Unfortunately, strings get used for a lot of things besides displaying of characters. Being able to find the beginning and end of a multi-byte "character" is extremely important for some application domains (e.g. something like substring matching), so all of the Unicode encodings make sure that its possible to do. I believe that many algorithms that use random access into strings, can be adapted to work on a variable-size encoding like UTF-8 as long as they can scan backwards or forwards to find the boundaries between characters. It also helps with error recovery in streaming applications (e.g. if you had a long string of 2-byte symbols in your encoding, and one of their high bits got flipped by an error, the entire string would decode wrong after that. But if it was in UTF-8 format it could resynchronize within a character or two).hgm wrote:To get back to the coding problem:
On second thought UTF-8 does not strike me as a terribly clever system. Languages like Chinese take a terrible hit in coding density. It seems UTF-8 puts an exaggerated importance on the possibility to be able to jump at a random point into a text, and immediately recognize where the next character starts. To this end it sacrifices many bits as control bits, to destinguish leading bytes from extension bytes, from ascii.

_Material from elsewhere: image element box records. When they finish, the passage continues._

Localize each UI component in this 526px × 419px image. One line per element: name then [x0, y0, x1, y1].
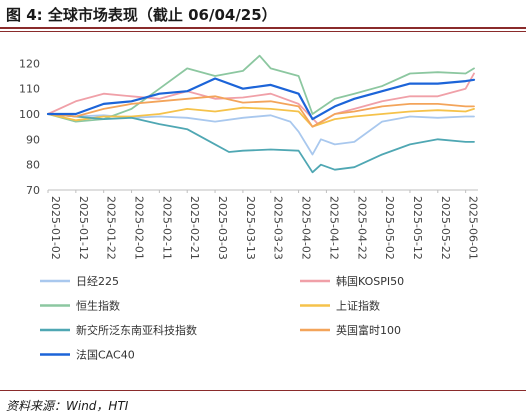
- x-tick-label: 2025-03-13: [244, 196, 257, 260]
- y-tick-label: 110: [19, 83, 40, 96]
- x-tick-label: 2025-02-11: [160, 196, 173, 260]
- x-tick-label: 2025-03-23: [272, 196, 285, 260]
- legend-label: 上证指数: [336, 299, 380, 313]
- x-tick-label: 2025-01-12: [77, 196, 90, 260]
- source-note: 资料来源：Wind，HTI: [6, 399, 129, 413]
- x-tick-label: 2025-05-02: [383, 196, 396, 260]
- x-tick-label: 2025-01-22: [105, 196, 118, 260]
- x-tick-label: 2025-04-02: [300, 196, 313, 260]
- legend-label: 新交所泛东南亚科技指数: [76, 323, 197, 337]
- figure-title: 图 4: 全球市场表现（截止 06/04/25）: [6, 6, 277, 24]
- series-line-5: [47, 113, 475, 174]
- y-tick-label: 80: [26, 159, 40, 172]
- legend-label: 恒生指数: [76, 299, 120, 313]
- x-tick-label: 2025-05-12: [411, 196, 424, 260]
- series-line-2: [47, 72, 475, 125]
- x-tick-label: 2025-03-03: [216, 196, 229, 260]
- series-line-6: [47, 95, 475, 128]
- series-line-4: [47, 106, 475, 128]
- title-rule: [0, 27, 526, 29]
- x-tick-label: 2025-05-22: [439, 196, 452, 260]
- series-line-7: [46, 77, 476, 121]
- legend-label: 韩国KOSPI50: [336, 274, 404, 288]
- series-line-1: [47, 113, 475, 156]
- legend-label: 法国CAC40: [76, 348, 135, 362]
- x-tick-label: 2025-02-01: [133, 196, 146, 260]
- legend-label: 英国富时100: [336, 323, 401, 337]
- y-tick-label: 70: [26, 184, 40, 197]
- title-rule-thin: [0, 31, 526, 32]
- x-tick-label: 2025-06-01: [467, 196, 480, 260]
- x-tick-label: 2025-02-21: [188, 196, 201, 260]
- y-tick-label: 120: [19, 57, 40, 70]
- x-tick-label: 2025-01-02: [49, 196, 62, 260]
- x-tick-label: 2025-04-22: [355, 196, 368, 260]
- y-tick-label: 100: [19, 108, 40, 121]
- x-tick-label: 2025-04-12: [327, 196, 340, 260]
- y-tick-label: 90: [26, 133, 40, 146]
- source-rule: [0, 390, 526, 391]
- series-line-3: [47, 54, 475, 123]
- line-chart: 70 80 90 100 110 120 2025-01-02 2025-01-12 2025-…: [19, 54, 480, 362]
- legend-label: 日经225: [76, 275, 119, 288]
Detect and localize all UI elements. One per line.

A system along the lines of BG2312 seems much more powerful. Here you would encode non-ascii characters as two bytes, each starting with a 1 bit (where all ascii codes start with a 0 bit). This would give you 14 coding bits, much better than the 11 you have in 2-byte UTF-8 characters. As this is apparently more than you need for Chinese, BG2312 even spares the codes 80-9F, which in some single-byte encoding systems can act as control codes, and could possibly confuse software not aware of the higher coding level.
The only disadvantage I see of such a system is that in a very long sequence of doube-byte encodings, you would not get easilly back in sync wih the character boundaries once you get out of sync (e.g. by jumping randomly in to the text). But any single-byte code (such as linefeed..) would re-sync you, and the code can be read backwards without losing sync. If needed a separate byte code could be set apart (like 0x80, or even 0xA0) to act as sync punctuation, and you could require that it occurs at east once every 100 bytes. This would cause an overhead of only 1% in pure Chinese text, and the overhead of hunting through 100 bytes for the sync after a random jump into the text to determine the character bundaries seems aceptable as well.

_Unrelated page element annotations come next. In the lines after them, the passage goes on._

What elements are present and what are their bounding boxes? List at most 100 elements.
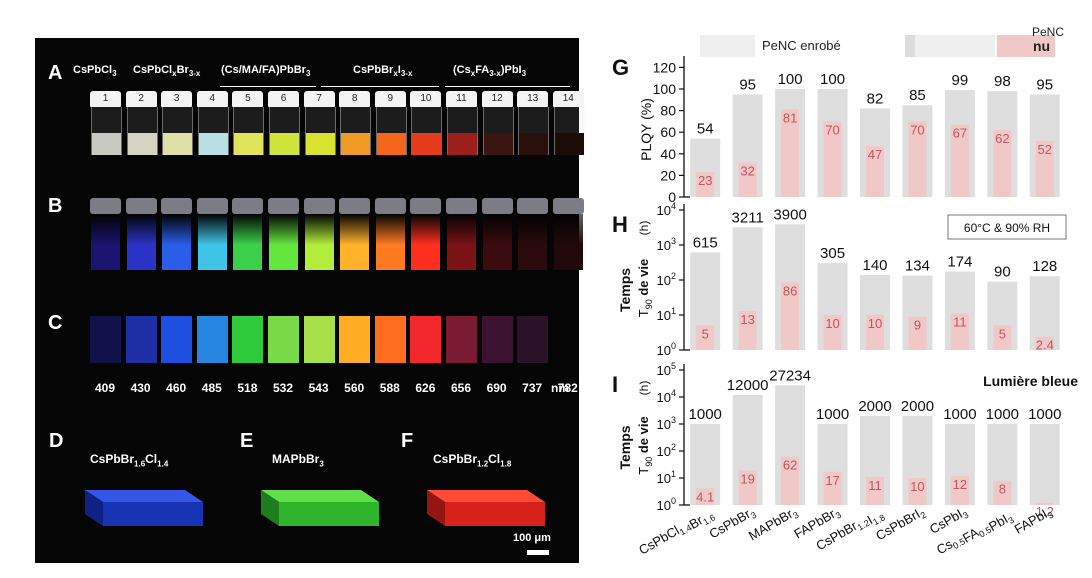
vial-number: 3 (161, 91, 193, 107)
y-tick-label: 20 (660, 167, 676, 183)
pl-vial-glow (482, 214, 512, 270)
panel-label-g: G (612, 55, 629, 80)
value-label-bare: 32 (740, 163, 754, 178)
vial-glass (411, 107, 443, 155)
y-tick-label: 100 (657, 341, 676, 358)
y-tick-label: 104 (657, 201, 676, 218)
value-label-bare: 5 (999, 327, 1006, 342)
value-label-coated: 90 (994, 264, 1011, 281)
vial-number: 9 (374, 91, 406, 107)
category-label: CsPbBrI2 (873, 504, 928, 545)
value-label-coated: 2000 (901, 398, 934, 415)
emission-swatch (410, 316, 442, 363)
pl-vial-cap (446, 198, 477, 214)
micrograph-e (261, 490, 379, 526)
value-label-coated: 3211 (732, 209, 764, 226)
pl-vial-cap (268, 198, 299, 214)
vial-liquid (198, 133, 228, 155)
vial-glass (126, 107, 158, 155)
vial-liquid (448, 133, 477, 155)
panel-label-a: A (48, 62, 63, 84)
y-axis-label-main: T90 de vie (636, 259, 654, 317)
vial-liquid (305, 133, 335, 155)
value-label-bare: 11 (953, 315, 967, 330)
y-tick-label: 40 (660, 146, 676, 162)
y-tick-label: 104 (657, 388, 676, 405)
value-label-bare: 23 (698, 173, 712, 188)
value-label-bare: 86 (783, 283, 797, 298)
vial-number: 14 (552, 91, 584, 107)
emission-swatch (446, 316, 477, 363)
group-label-cspbclxbr: CsPbClxBr3-x (133, 64, 201, 79)
bar-bare (781, 109, 800, 197)
vial-liquid (554, 133, 584, 155)
y-tick-label: 80 (660, 103, 676, 119)
vial-number: 7 (303, 91, 335, 107)
value-label-coated: 99 (952, 72, 969, 89)
value-label-coated: 305 (820, 245, 845, 262)
legend-label-bare-top: PeNC (1032, 25, 1065, 39)
emission-swatch (481, 316, 513, 363)
value-label-bare: 2.4 (1036, 338, 1054, 353)
y-tick-label: 120 (653, 59, 677, 75)
value-label-bare: 11 (868, 478, 882, 493)
vial-glass (375, 107, 407, 155)
legend-swatch-coated-a (700, 35, 755, 57)
vial-liquid (127, 133, 157, 155)
legend-label-coated: PeNC enrobé (762, 38, 841, 53)
group-label-cspbbrxi: CsPbBrxI3-x (353, 64, 413, 79)
pl-vial-glow (91, 214, 120, 270)
vial-number: 4 (196, 91, 228, 107)
wavelength-label: 543 (308, 381, 329, 395)
value-label-coated: 3900 (773, 206, 806, 223)
vial-glass (91, 107, 122, 155)
wavelength-label: 782 (557, 381, 578, 395)
value-label-bare: 10 (868, 316, 882, 331)
vial-number: 6 (268, 91, 299, 107)
photo-panel: A B C CsPbCl3 CsPbClxBr3-x (Cs/MA/FA)PbB… (35, 38, 585, 563)
category-label: FAPbI3 (1012, 504, 1056, 539)
panel-label-e: E (240, 430, 254, 452)
value-label-bare: 1.2 (1036, 504, 1054, 519)
bar-bare (696, 488, 715, 505)
pl-vial-cap (374, 198, 406, 214)
vial-glass (447, 107, 478, 155)
category-label: CsPbI3 (927, 504, 971, 539)
value-label-coated: 134 (905, 258, 930, 275)
pl-vial-glow (269, 214, 298, 270)
bar-bare (993, 130, 1012, 197)
pl-vial-cap (303, 198, 335, 214)
panel-label-f: F (401, 430, 414, 452)
wavelength-label: 518 (237, 381, 258, 395)
y-axis-label-top: Temps (617, 425, 633, 469)
annotation-box (947, 214, 1067, 240)
value-label-coated: 85 (909, 87, 926, 104)
legend-swatch-bare (997, 35, 1055, 57)
y-tick-label: 105 (657, 361, 676, 378)
value-label-coated: 1000 (816, 406, 849, 423)
value-label-coated: 1000 (986, 406, 1019, 423)
emission-swatch (517, 316, 549, 363)
value-label-coated: 1000 (1028, 406, 1061, 423)
wavelength-label: 626 (415, 381, 436, 395)
emission-swatch (374, 316, 406, 363)
bar-bare (908, 316, 927, 350)
panel-label-i: I (612, 372, 618, 397)
pl-vial-glow (197, 214, 227, 270)
vial-liquid (519, 133, 549, 155)
pl-vial-glow (447, 214, 476, 270)
wavelength-unit: nm (551, 381, 569, 395)
bar-coated (1029, 424, 1060, 505)
vial-glass (162, 107, 194, 155)
vial-glass (340, 107, 372, 155)
panel-label-h: H (612, 212, 628, 237)
category-label: MAPbBr3 (746, 504, 801, 545)
vial-number: 13 (517, 91, 549, 107)
value-label-coated: 100 (778, 71, 803, 88)
pl-vial-cap (90, 198, 121, 214)
value-label-coated: 82 (867, 90, 884, 107)
panel-label-d: D (49, 430, 64, 452)
y-tick-label: 101 (657, 469, 676, 486)
vial-number: 8 (339, 91, 371, 107)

Even though 16K codes is not enough to encode all unicodes, it usally does a very satisfactory job on encoding virtually all characters of a single language, even Chinese. Occasionally embedded out-of-range codes can be encoded by the trick of surrogate pairs. In practice, you tend to stick to the same lanuage quite long. So a system where you would set apart some of the 2-byte codes as control characters to switch to a different language (i.e. map a different part of the unicode range to the 2-byte encodings, while the rest of the range would have to rely on surrogate pairs) seems much more practical.
[Edit: You made all the same points in your original post. Sorry for being redundant!]
I'll also point out that if you used UTF-16 instead of UTF-8, the Chinese characters would all fit in 2 bytes. So would Japanese, so would Korean, so would virtually everything that anyone uses. The downside is that ASCII characters, and letters with diacritics, would also take 2 bytes.
Unicode was created by committees full of smart people. To handle input and layout for all of the world's languages, it has to support all kinds of bizarre stuff. It has a bunch of control characters for things like bi-directional text. It has combining characters and tone marks, shaping characters and nonspacing diacritics. It has extensive rules about how certain characters should or shouldn't be combined or decomposed into other characters (for characters with accents, text layout/pagination, etc.) Due to compatibility, it has multiple code points that are really for the same character. Most applications can ignore 95% of this stuff, unless they need to implement their own low-level input widgets or text rendering or typesetting.
Nowadays, any localized or international applications should be designed to use Unicode. Sure, chinese-language Windows has some other encoding (based on code pages) that you could use instead. But you'll limit your program to one language and one market, by doing that. If you start with Unicode, your app will be much easier to port to new languages and new regions later. [But this is general advice that doesn't necessarily apply to Winboard, since its a pre-existing app.]